Have some preliminary discussions with the building owners and try to get an idea of ​​how flexible they will be in the terms of a lease. Agreeing on a lease can be a lengthy process, so it helps if you can deal with building owners that you can communicate well with. It should be open to some negotiations and discussions.

Demographics and Market Research Area

Think about what type of neighborhood your proposed restaurant space is in. Next, think about the type of restaurant that would be suitable for the surrounding residents. Take some time to study the demographics of the area to try to find out the age, ethnicity, and socioeconomic status of the local population.

The local economy and location selection

People will only eat at restaurants if they have jobs and discretionary income to spend. Think about local economic conditions before setting up your restaurant. How is business sentiment in the local area?

The local economy will also affect your choice of concept. Fast food generally remains popular in a poor economy, but higher priced menu offerings probably won’t do well in a city where there have been factory closures.

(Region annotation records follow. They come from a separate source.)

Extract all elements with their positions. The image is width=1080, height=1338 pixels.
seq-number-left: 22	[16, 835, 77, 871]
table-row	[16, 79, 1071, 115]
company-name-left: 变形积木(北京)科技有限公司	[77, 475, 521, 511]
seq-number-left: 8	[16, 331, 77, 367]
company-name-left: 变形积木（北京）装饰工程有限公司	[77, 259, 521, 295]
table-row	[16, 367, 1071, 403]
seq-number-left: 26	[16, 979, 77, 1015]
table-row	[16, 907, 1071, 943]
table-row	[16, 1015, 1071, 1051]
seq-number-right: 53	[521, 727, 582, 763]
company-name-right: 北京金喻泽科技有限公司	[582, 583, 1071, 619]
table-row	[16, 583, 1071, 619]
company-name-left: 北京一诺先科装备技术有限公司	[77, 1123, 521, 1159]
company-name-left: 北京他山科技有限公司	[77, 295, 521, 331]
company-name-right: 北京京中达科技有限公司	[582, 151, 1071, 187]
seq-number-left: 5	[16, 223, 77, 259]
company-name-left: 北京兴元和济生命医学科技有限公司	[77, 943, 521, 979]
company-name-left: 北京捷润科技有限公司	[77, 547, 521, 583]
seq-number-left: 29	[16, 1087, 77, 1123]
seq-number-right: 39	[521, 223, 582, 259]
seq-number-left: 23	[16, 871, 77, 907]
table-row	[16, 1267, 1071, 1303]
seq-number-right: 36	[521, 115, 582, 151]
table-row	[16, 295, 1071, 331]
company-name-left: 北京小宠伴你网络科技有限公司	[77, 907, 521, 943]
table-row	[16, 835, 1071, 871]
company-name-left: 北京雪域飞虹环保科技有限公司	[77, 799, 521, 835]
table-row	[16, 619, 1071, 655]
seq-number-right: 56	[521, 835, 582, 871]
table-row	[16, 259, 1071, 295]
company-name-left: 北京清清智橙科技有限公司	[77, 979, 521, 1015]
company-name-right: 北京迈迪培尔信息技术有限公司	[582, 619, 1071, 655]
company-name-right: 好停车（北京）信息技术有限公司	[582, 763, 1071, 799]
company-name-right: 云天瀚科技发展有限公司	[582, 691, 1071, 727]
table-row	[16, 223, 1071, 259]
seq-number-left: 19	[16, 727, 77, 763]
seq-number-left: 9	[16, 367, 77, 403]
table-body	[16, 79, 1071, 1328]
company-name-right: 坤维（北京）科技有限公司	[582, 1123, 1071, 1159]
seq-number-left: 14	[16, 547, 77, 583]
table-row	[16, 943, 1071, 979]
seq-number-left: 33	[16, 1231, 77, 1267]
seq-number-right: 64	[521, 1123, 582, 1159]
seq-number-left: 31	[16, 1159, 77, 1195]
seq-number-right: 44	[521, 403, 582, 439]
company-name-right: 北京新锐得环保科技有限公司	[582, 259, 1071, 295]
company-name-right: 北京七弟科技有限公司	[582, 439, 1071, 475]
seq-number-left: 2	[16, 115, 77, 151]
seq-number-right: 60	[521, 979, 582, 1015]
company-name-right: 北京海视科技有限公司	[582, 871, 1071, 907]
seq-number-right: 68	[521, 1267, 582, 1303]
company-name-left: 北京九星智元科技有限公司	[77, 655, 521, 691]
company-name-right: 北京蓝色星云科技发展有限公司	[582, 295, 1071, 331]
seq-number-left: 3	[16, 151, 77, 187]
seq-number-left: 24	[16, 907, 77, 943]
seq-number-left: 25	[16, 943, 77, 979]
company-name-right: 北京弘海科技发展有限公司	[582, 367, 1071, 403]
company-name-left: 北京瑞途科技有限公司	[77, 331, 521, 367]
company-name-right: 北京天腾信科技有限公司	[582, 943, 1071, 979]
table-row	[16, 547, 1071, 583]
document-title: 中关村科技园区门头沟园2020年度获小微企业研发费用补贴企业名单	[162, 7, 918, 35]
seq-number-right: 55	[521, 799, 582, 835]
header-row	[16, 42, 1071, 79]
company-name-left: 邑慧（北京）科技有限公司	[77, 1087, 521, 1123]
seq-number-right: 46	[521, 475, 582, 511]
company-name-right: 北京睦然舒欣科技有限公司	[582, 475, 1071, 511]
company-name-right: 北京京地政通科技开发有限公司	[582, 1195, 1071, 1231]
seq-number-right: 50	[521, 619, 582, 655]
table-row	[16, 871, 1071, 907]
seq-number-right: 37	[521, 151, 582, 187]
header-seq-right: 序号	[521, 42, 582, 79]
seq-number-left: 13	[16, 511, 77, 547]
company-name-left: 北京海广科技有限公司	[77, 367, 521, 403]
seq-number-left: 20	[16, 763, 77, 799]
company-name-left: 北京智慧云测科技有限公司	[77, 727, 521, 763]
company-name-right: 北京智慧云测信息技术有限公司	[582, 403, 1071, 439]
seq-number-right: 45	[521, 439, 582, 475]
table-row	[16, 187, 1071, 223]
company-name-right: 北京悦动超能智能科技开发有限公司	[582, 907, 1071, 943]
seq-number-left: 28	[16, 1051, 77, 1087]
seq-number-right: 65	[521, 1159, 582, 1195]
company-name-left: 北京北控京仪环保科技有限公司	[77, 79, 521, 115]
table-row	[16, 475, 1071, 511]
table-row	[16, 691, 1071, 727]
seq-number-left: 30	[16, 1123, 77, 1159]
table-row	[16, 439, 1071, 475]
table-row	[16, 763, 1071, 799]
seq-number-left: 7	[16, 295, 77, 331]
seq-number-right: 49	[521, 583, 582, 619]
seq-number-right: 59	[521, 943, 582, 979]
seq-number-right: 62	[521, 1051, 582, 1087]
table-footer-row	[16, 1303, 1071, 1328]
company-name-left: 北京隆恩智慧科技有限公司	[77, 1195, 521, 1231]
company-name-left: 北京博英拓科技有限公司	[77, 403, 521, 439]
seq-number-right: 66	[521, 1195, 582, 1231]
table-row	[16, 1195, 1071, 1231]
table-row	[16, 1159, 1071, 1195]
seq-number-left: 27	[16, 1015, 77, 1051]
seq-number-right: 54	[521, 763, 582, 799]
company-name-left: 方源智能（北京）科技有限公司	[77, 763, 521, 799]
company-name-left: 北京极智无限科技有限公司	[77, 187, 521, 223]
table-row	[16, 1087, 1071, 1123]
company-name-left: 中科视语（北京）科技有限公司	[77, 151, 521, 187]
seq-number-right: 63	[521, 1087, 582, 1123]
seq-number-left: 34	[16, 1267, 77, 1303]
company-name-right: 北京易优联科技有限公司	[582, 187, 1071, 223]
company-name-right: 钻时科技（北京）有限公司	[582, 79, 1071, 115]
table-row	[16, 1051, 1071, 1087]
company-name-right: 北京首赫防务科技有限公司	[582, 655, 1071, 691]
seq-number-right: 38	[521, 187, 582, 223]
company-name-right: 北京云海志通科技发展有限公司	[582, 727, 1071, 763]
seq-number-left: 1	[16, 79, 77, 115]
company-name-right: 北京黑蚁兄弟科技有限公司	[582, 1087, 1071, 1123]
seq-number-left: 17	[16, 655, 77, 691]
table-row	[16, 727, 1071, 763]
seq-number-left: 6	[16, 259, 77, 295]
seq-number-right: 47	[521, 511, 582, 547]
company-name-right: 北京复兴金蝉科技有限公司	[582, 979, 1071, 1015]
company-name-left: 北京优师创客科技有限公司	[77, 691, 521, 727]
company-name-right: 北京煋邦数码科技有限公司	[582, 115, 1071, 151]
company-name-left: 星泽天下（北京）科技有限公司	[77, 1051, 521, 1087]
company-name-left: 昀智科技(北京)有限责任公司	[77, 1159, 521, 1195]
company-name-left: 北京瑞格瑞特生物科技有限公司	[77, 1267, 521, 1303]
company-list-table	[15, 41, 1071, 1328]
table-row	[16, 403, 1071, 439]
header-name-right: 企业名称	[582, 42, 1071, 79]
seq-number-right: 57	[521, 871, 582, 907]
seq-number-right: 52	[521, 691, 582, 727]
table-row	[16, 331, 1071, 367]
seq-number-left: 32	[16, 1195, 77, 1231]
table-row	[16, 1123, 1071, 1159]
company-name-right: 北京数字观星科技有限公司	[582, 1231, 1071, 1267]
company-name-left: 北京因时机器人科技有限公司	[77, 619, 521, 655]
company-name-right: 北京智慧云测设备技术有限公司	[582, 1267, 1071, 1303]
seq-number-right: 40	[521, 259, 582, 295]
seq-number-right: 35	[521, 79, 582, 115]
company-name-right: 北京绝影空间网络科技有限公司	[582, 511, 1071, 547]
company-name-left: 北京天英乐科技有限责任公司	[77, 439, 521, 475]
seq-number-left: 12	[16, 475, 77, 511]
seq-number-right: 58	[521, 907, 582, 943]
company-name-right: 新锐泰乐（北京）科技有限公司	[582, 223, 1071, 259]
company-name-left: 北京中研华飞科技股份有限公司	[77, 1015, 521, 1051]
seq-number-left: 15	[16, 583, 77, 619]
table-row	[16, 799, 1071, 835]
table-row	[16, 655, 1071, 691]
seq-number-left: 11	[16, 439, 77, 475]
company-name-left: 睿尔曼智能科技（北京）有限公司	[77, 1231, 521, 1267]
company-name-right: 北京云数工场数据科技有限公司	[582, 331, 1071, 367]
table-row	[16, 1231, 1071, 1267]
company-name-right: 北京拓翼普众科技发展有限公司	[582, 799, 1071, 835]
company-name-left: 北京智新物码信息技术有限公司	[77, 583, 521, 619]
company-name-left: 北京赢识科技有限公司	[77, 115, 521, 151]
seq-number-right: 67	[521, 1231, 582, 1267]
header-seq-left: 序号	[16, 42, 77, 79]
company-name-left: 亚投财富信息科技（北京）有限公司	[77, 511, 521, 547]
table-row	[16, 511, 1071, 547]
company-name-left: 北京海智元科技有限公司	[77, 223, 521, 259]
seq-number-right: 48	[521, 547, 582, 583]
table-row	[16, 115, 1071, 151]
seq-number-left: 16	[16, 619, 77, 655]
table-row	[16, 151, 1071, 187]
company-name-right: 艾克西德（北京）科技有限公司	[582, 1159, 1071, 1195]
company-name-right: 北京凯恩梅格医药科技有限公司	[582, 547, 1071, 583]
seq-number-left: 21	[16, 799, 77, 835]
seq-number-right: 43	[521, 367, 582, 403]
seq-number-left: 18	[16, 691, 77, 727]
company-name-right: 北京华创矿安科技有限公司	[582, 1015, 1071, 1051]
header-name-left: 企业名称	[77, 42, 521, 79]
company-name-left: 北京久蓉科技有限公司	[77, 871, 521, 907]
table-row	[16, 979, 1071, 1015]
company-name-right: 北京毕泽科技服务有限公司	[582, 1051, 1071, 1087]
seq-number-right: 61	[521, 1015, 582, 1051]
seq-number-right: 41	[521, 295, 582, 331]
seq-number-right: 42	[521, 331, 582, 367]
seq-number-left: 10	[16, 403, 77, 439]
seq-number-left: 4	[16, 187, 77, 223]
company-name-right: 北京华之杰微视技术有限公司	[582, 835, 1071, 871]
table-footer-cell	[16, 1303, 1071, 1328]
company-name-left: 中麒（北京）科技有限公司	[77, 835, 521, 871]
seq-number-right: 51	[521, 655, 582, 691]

Competition and other businesses

Before deciding on the location of a restaurant, one of the criteria that you should take into account are the other businesses in the area. A lot of competition is not necessarily a bad thing, as it means that the market is healthy and can support many restaurants. However, you obviously want to minimize the competition you will have near your restaurant as much as you can. At least make sure you choose a restaurant concept that is unique to the area so that you have few direct competitors.

Second, you need to find out if there are other nearby businesses that might be complementary to a restaurant. For example, if there is a movie theater across the street from your restaurant, you might see good business from moviegoers when they come in for dinner before watching a movie.

Parking lot

You should have a pretty good idea of ​​how customers would get to a restaurant at your proposed location. A large restaurant will ideally have its own parking lot. Depending on your concept, nearby public parking may also be acceptable. However, keep in mind that many people will simply drive to another restaurant if they have nowhere to park their car. Be aware that in some cities, proximity to public transportation may be more important than parking.

Exterior and surroundings

Take a good look at the sidewalks and other buildings around the place you have in mind. Sometimes they can affect the impression of your business by potential customers. You will have little control over your neighbors, so you will want to choose a restaurant with a clean, orderly, and well-maintained environment.

Renovation costs

Different locations will have different costs associated with converting an available space into a restaurant. A major factor that will affect the scale of the renovations will be the previous use of the buildings. If the previous owner also had a restaurant on site, the remodel requirements should be minimal.

You should keep remodeling costs to a minimum if you rent space for your restaurant. You might consider spending more if you can negotiate with the building owner and have them contribute to these costs. The length of your lease will also be a factor in determining how much to spend.

Take in a building inspector or some contractors who have had experience remodeling buildings for restaurant owners and ask them for their ideas on renovation costs.

When you decide to open a restaurant, keep in mind that location is one of the most important factors that will determine its success. Keep the above criteria in mind as you go through the selection process. The building you choose should not only be in a prominent location, but it should also be practical and functional to allow your restaurant to run smoothly.